Bu, sadece bireysel olarak veya kendi ailemize dönük sonuçlar doğurmaz. Toplum, ülke, ümmet olarak da birçok fayda barındırır. Toplum, gerektiği kadar harcadığı müddetçe daha fazla tasarruf edecek ve hayra ayrılan bütçe artacak, toplumdaki yoksulluk azalacaktır. Özellikle yurt dışı kaynaklı tüketim, gıda, giyim gibi ihtiyaçlarımızda israf etmezsek ülke, ithalat ihracat paritesini olumlu yönde geliştirip büyüyecektir. Ekonomik olarak güçlü olan Müslüman bir ülke, belki de ümmete öncülük edecektir. İsraf etmeyen insanlar, dünya kaynaklarını itidalli kullanıp düzeni bozmayacaktır. Allah’ın insanlar için verdiği nimetlere haksızlık etmeyecektir. Belki böylece düzenlerini sırf aşırı tüketen insanlar üzerine kurmuş sömürücülerin planları bozulacaktır. Sırf bu vesileyle, bu döngüdeki masum insanlar refaha erecektir…

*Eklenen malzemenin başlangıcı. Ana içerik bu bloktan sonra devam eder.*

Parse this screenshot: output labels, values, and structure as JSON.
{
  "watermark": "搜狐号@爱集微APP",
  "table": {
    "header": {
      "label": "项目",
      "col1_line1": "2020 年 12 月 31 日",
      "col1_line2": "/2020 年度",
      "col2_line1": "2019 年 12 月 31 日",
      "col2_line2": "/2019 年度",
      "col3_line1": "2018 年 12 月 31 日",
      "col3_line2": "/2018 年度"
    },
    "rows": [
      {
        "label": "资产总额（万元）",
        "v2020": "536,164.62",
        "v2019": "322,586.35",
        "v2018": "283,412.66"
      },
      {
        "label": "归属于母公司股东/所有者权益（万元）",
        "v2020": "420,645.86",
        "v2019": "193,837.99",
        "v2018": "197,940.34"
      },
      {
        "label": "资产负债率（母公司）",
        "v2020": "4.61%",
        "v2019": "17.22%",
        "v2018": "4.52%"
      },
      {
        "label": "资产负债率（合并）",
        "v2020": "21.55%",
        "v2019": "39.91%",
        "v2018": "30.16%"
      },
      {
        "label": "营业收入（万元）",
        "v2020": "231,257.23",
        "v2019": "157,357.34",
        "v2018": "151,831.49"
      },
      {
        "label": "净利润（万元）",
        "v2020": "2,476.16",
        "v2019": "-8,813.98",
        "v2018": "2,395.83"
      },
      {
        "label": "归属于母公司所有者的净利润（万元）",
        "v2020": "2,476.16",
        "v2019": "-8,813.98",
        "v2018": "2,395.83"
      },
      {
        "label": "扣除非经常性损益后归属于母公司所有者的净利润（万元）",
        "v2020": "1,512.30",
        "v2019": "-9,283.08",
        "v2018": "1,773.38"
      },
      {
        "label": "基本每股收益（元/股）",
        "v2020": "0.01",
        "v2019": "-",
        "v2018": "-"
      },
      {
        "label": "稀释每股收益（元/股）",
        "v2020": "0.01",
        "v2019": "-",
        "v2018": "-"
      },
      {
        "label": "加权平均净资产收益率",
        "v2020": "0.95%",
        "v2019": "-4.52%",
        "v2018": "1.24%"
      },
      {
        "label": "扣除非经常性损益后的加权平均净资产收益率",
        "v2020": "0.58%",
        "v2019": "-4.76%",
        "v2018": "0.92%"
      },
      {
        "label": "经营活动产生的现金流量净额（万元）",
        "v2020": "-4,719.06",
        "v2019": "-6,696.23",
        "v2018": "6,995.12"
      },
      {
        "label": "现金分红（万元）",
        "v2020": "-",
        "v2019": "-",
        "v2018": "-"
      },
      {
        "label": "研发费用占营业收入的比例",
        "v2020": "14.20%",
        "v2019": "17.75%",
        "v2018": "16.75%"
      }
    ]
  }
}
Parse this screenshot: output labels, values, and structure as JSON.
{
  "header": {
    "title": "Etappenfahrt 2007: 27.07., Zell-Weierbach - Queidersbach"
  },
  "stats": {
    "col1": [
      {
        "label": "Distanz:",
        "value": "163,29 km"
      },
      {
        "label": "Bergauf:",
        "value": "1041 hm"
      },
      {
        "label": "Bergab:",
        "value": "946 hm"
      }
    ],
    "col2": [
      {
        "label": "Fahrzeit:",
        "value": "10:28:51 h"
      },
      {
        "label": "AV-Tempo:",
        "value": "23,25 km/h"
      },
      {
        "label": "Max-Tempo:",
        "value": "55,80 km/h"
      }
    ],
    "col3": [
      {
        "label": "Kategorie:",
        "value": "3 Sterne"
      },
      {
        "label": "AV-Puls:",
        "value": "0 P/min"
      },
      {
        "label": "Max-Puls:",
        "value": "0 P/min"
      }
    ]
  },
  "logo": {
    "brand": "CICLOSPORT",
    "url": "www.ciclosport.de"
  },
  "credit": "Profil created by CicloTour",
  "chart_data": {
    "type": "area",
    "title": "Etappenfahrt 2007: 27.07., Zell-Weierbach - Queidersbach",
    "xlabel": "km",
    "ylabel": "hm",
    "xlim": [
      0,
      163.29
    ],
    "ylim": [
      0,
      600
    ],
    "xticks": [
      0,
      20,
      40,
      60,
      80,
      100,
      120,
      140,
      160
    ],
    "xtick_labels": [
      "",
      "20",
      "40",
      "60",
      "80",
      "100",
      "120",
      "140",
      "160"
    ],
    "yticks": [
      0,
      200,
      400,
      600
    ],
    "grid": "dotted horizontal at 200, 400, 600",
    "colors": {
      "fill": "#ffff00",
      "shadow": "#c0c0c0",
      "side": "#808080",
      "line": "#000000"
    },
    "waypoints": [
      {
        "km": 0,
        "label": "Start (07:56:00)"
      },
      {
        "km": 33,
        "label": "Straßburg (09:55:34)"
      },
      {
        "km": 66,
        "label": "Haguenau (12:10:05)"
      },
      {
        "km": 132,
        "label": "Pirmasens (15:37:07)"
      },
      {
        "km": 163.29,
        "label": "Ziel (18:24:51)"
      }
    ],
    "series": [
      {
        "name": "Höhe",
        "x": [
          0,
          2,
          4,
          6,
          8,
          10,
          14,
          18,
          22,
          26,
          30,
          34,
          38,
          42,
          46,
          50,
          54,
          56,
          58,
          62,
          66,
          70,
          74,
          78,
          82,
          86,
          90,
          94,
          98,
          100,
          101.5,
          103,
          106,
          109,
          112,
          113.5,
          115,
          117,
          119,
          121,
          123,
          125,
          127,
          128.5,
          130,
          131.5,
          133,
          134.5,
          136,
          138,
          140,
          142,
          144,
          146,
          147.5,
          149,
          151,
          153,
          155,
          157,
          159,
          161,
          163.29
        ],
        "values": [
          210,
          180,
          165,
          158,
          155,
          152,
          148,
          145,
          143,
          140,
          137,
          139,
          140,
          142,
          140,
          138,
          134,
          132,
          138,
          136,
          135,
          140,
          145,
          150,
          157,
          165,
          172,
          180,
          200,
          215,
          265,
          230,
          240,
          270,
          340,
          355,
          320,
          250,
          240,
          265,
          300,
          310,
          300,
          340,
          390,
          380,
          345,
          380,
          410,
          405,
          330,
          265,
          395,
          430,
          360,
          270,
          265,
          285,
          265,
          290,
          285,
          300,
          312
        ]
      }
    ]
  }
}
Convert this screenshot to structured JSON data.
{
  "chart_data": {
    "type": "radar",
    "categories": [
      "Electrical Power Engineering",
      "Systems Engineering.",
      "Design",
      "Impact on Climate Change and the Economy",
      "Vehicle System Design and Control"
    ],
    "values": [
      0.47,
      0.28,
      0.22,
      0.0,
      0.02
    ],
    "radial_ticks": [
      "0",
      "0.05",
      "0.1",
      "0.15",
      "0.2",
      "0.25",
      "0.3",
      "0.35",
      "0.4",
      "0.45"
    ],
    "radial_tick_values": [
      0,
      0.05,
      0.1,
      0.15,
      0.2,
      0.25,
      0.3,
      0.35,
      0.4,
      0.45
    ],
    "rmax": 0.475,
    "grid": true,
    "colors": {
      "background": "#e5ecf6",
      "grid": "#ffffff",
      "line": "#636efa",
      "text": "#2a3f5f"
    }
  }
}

Zikrettiğimiz düşünceler belki ilk bakışta gerçekçi durmuyor olabilir. Bunlar tabiki bir ferdin israfı bırakması ile mümkün olacak şeyler değildir. Toplumca, ümmetçe uygulandığında gerçekleşme ihtimali olan olgulardır. Ancak, dünyada bütün hesapların temel olarak ekonomi üzerinden yapıldığını düşünürsek, ekonomik bir dönüşü olacak israf kavramı, tatbik edildiğinde gerçekten muazzam sonuçlar doğuracaktır.
Her ne kadar toplumca yapıldığında büyük sonuçlar doğuracağını söylesek de, fert dönüşmedikçe toplum dönüşmeyecektir. Fert aileyi dönüştürecek, aileler toplumu dönüştürecektir. Fert tasarruf ekonomisine geçtiğinde, ilk faydalarını kendi hayatında görecektir. Parasının arttığını görecek, belki daha çok hayra yönelecek, hayatı bereketlenecek, fazladan harcamalarıyla kirlenen/bozulan hayatı (orucun vücudu temizlediği gibi) temizlenecek, ailesine örnek olup belki başka örnek ailelere vesile olacak ve en önemlisi, Allah’ın buyruğunu yerine getirmiş olacaktır. Ki Mümin, yapacağı ibadeti herhangi bir fayda gözetmeksizin, sırf Rabbi istediği için yapar.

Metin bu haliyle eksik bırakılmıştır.